O perímetro de seu laboratório passa por Brasília. Ficou famosa por lá quando encampou a causa pela aprovação do uso de células-tronco embrionárias em pesquisas científicas tanto junto a parlamentares quanto no Supremo Tribunal Federal. Hoje, por conta da Anvisa e também de um projeto de células-tronco com o Instituto Nacional de Ciência e Tecnologia, Mayana precisa ir duas vezes por mês à capital. E mesmo monitorando o poder de perto, o que parece conquistado muitas vezes volta à estaca zero.

No começo deste ano, o governo brasileiro lançou uma portaria segundo a qual o aconselhamento genético (diagnóstico ou estratégia de tratamento e prevenção para uma doença genética) só poderia ser feito por médicos geneticistas. Desta forma, se um neurologista ou um pneumologista desconfiasse que uma criança tivesse uma doença e quisesse recomendar um teste, não poderia. "É um total absurdo. Este é um procedimento que fazemos há décadas. Não sei se queriam a reserva de mercado ou se era falta de entendimento. Existem 6 milhões de pacientes com doenças genéticas no Brasil, cerca de 3% da população, e só 160 médicos geneticistas."

A discussão foi parar no Twitter - uma ferramenta que a professora usa muito bem para a divulgação científica - e ganhou o apoio da deputada Mara Gabrilli (PSDB-SP). Depois disso, a portaria foi republicada em maio com uma emenda, desta vez permitindo que o procedimento fosse feito por uma equipe multiprofissional.
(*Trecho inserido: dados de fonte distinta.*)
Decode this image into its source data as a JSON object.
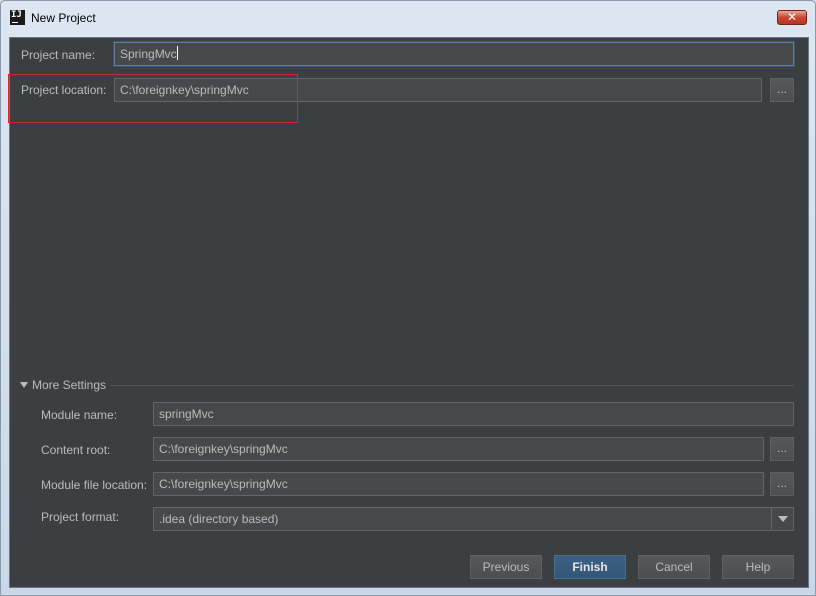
{
  "window": {
    "title": "New Project"
  },
  "form": {
    "project_name_label": "Project name:",
    "project_name_value": "SpringMvc",
    "project_location_label": "Project location:",
    "project_location_value": "C:\\foreignkey\\springMvc",
    "browse_label": "..."
  },
  "more_settings": {
    "label": "More Settings",
    "module_name_label": "Module name:",
    "module_name_value": "springMvc",
    "content_root_label": "Content root:",
    "content_root_value": "C:\\foreignkey\\springMvc",
    "module_file_location_label": "Module file location:",
    "module_file_location_value": "C:\\foreignkey\\springMvc",
    "project_format_label": "Project format:",
    "project_format_value": ".idea (directory based)"
  },
  "buttons": {
    "previous": "Previous",
    "finish": "Finish",
    "cancel": "Cancel",
    "help": "Help"
  },
  "colors": {
    "background": "#3c3f41",
    "field": "#45494a",
    "text": "#bbbbbb",
    "primary_button": "#365880",
    "highlight": "#cc2a2a"
  }
}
Mas Mayana quer ir mais fundo. Ela também questiona que a portaria da Agência Nacional de Saúde (ANS) obrigue os planos de saúde a cobrir os custos de testes para 29 doenças genéticas, quando existem milhares passíveis de serem diagnosticadas. "Isso é de interesse dos planos e não dos pacientes. Só geneticistas e só para algumas doenças. É aí que minha atuação não é só científica, mas precisa ser política também." O Centro de Pesquisas do Genoma Humano atende 100 mil famílias com doenças genéticas. "Com isso a gente consegue fechar diagnósticos e evitar que nasçam outras crianças afetadas. Imagine, de repente, não poder fazer mais nada disso? Tá vendo? Eu tenho de apagar incêndio o tempo todo (risos)."

Pausa para água. A conversa é caudalosa. Melhor até escolher os pratos. O Compagnia Marinara, especializado em peixes, é sempre uma opção para ela, que mora próximo, no Alto de Pinheiros. "Tem costela de tambaqui, tem hadoque", sugere o maître. Ficamos com o peixe do dia, a merluza negra. Para ela, o risoto de pupunha foi trocado por legumes. "Meus pais nunca incentivaram a gente a comer carne e, depois de uma certa idade, decidi parar."
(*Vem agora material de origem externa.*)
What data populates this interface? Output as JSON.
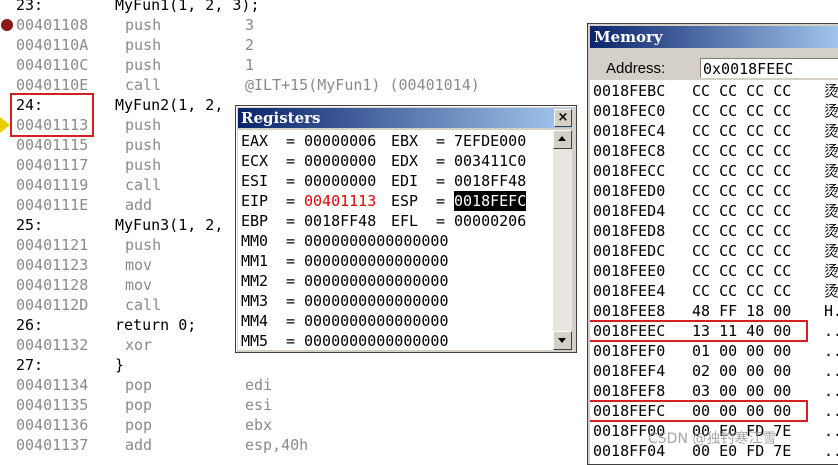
{
  "disassembly": [
    {
      "kind": "src",
      "num": "23:",
      "code": "MyFun1(1, 2, 3);"
    },
    {
      "kind": "asm",
      "addr": "00401108",
      "mnemonic": "push",
      "operand": "3",
      "marker": "breakpoint"
    },
    {
      "kind": "asm",
      "addr": "0040110A",
      "mnemonic": "push",
      "operand": "2"
    },
    {
      "kind": "asm",
      "addr": "0040110C",
      "mnemonic": "push",
      "operand": "1"
    },
    {
      "kind": "asm",
      "addr": "0040110E",
      "mnemonic": "call",
      "operand": "@ILT+15(MyFun1) (00401014)"
    },
    {
      "kind": "src",
      "num": "24:",
      "code": "MyFun2(1, 2,"
    },
    {
      "kind": "asm",
      "addr": "00401113",
      "mnemonic": "push",
      "operand": "",
      "marker": "current"
    },
    {
      "kind": "asm",
      "addr": "00401115",
      "mnemonic": "push",
      "operand": ""
    },
    {
      "kind": "asm",
      "addr": "00401117",
      "mnemonic": "push",
      "operand": ""
    },
    {
      "kind": "asm",
      "addr": "00401119",
      "mnemonic": "call",
      "operand": ""
    },
    {
      "kind": "asm",
      "addr": "0040111E",
      "mnemonic": "add",
      "operand": ""
    },
    {
      "kind": "src",
      "num": "25:",
      "code": "MyFun3(1, 2,"
    },
    {
      "kind": "asm",
      "addr": "00401121",
      "mnemonic": "push",
      "operand": ""
    },
    {
      "kind": "asm",
      "addr": "00401123",
      "mnemonic": "mov",
      "operand": ""
    },
    {
      "kind": "asm",
      "addr": "00401128",
      "mnemonic": "mov",
      "operand": ""
    },
    {
      "kind": "asm",
      "addr": "0040112D",
      "mnemonic": "call",
      "operand": ""
    },
    {
      "kind": "src",
      "num": "26:",
      "code": "return 0;"
    },
    {
      "kind": "asm",
      "addr": "00401132",
      "mnemonic": "xor",
      "operand": ""
    },
    {
      "kind": "src",
      "num": "27:",
      "code": "}"
    },
    {
      "kind": "asm",
      "addr": "00401134",
      "mnemonic": "pop",
      "operand": "edi"
    },
    {
      "kind": "asm",
      "addr": "00401135",
      "mnemonic": "pop",
      "operand": "esi"
    },
    {
      "kind": "asm",
      "addr": "00401136",
      "mnemonic": "pop",
      "operand": "ebx"
    },
    {
      "kind": "asm",
      "addr": "00401137",
      "mnemonic": "add",
      "operand": "esp,40h"
    }
  ],
  "registers": {
    "title": "Registers",
    "close": "×",
    "rows": [
      {
        "n1": "EAX",
        "v1": "00000006",
        "n2": "EBX",
        "v2": "7EFDE000"
      },
      {
        "n1": "ECX",
        "v1": "00000000",
        "n2": "EDX",
        "v2": "003411C0"
      },
      {
        "n1": "ESI",
        "v1": "00000000",
        "n2": "EDI",
        "v2": "0018FF48"
      },
      {
        "n1": "EIP",
        "v1": "00401113",
        "n2": "ESP",
        "v2": "0018FEFC",
        "v1_changed": true,
        "v2_selected": true
      },
      {
        "n1": "EBP",
        "v1": "0018FF48",
        "n2": "EFL",
        "v2": "00000206"
      },
      {
        "n1": "MM0",
        "v1": "0000000000000000"
      },
      {
        "n1": "MM1",
        "v1": "0000000000000000"
      },
      {
        "n1": "MM2",
        "v1": "0000000000000000"
      },
      {
        "n1": "MM3",
        "v1": "0000000000000000"
      },
      {
        "n1": "MM4",
        "v1": "0000000000000000"
      },
      {
        "n1": "MM5",
        "v1": "0000000000000000"
      }
    ],
    "eq": "="
  },
  "memory": {
    "title": "Memory",
    "address_label": "Address:",
    "address_value": "0x0018FEEC",
    "rows": [
      {
        "addr": "0018FEBC",
        "bytes": "CC CC CC CC",
        "ascii": "烫"
      },
      {
        "addr": "0018FEC0",
        "bytes": "CC CC CC CC",
        "ascii": "烫"
      },
      {
        "addr": "0018FEC4",
        "bytes": "CC CC CC CC",
        "ascii": "烫"
      },
      {
        "addr": "0018FEC8",
        "bytes": "CC CC CC CC",
        "ascii": "烫"
      },
      {
        "addr": "0018FECC",
        "bytes": "CC CC CC CC",
        "ascii": "烫"
      },
      {
        "addr": "0018FED0",
        "bytes": "CC CC CC CC",
        "ascii": "烫"
      },
      {
        "addr": "0018FED4",
        "bytes": "CC CC CC CC",
        "ascii": "烫"
      },
      {
        "addr": "0018FED8",
        "bytes": "CC CC CC CC",
        "ascii": "烫"
      },
      {
        "addr": "0018FEDC",
        "bytes": "CC CC CC CC",
        "ascii": "烫"
      },
      {
        "addr": "0018FEE0",
        "bytes": "CC CC CC CC",
        "ascii": "烫"
      },
      {
        "addr": "0018FEE4",
        "bytes": "CC CC CC CC",
        "ascii": "烫"
      },
      {
        "addr": "0018FEE8",
        "bytes": "48 FF 18 00",
        "ascii": "H."
      },
      {
        "addr": "0018FEEC",
        "bytes": "13 11 40 00",
        "ascii": "..",
        "highlight": true
      },
      {
        "addr": "0018FEF0",
        "bytes": "01 00 00 00",
        "ascii": ".."
      },
      {
        "addr": "0018FEF4",
        "bytes": "02 00 00 00",
        "ascii": ".."
      },
      {
        "addr": "0018FEF8",
        "bytes": "03 00 00 00",
        "ascii": ".."
      },
      {
        "addr": "0018FEFC",
        "bytes": "00 00 00 00",
        "ascii": "..",
        "highlight": true
      },
      {
        "addr": "0018FF00",
        "bytes": "00 E0 FD 7E",
        "ascii": ".."
      },
      {
        "addr": "0018FF04",
        "bytes": "00 E0 FD 7E",
        "ascii": ".."
      }
    ]
  },
  "watermark": "CSDN @独钓寒江雪",
  "colors": {
    "highlight_box": "#d42020",
    "eip_changed": "#e00000",
    "breakpoint": "#8b1a1a",
    "current_arrow": "#e8d000",
    "titlebar": "#0a246a"
  }
}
Nascida em Tel Aviv, ela viveu na França até os 7 anos, quando se mudou com os pais para São Paulo. Fica explicado por que a cientista tem até hoje um sotaque suave, que dá ritmo à sua narrativa. O pai era engenheiro e montou uma fábrica de tecidos no Brás. A mãe, que tinha PhD em línguas, foi trabalhar com ele. "Cresci nos Jardins e depois nos mudamos para Indianópolis. Estudei no colégio Paes Leme e no Estadual São Paulo, que era muito 'top'. De lá a gente entrava na universidade direto. Era uma vergonha fazer cursinho."

Mayana não era do tipo que dissecava insetos, mas garante que desde criança se interessava por ciências. Ela achava que ia ser médica, porque queria interagir com os pacientes, mas "no científico me apaixonei pela genética e não tinha genética na medicina. Então, fui para a biologia." Na faculdade, foi aluna do professor Oswaldo Frota-Pessoa (1917-2010), autor dos livros que a encantaram na adolescência. "Tive muita sorte porque foi ele quem começou a genética-médica no Brasil e sempre me incentivou."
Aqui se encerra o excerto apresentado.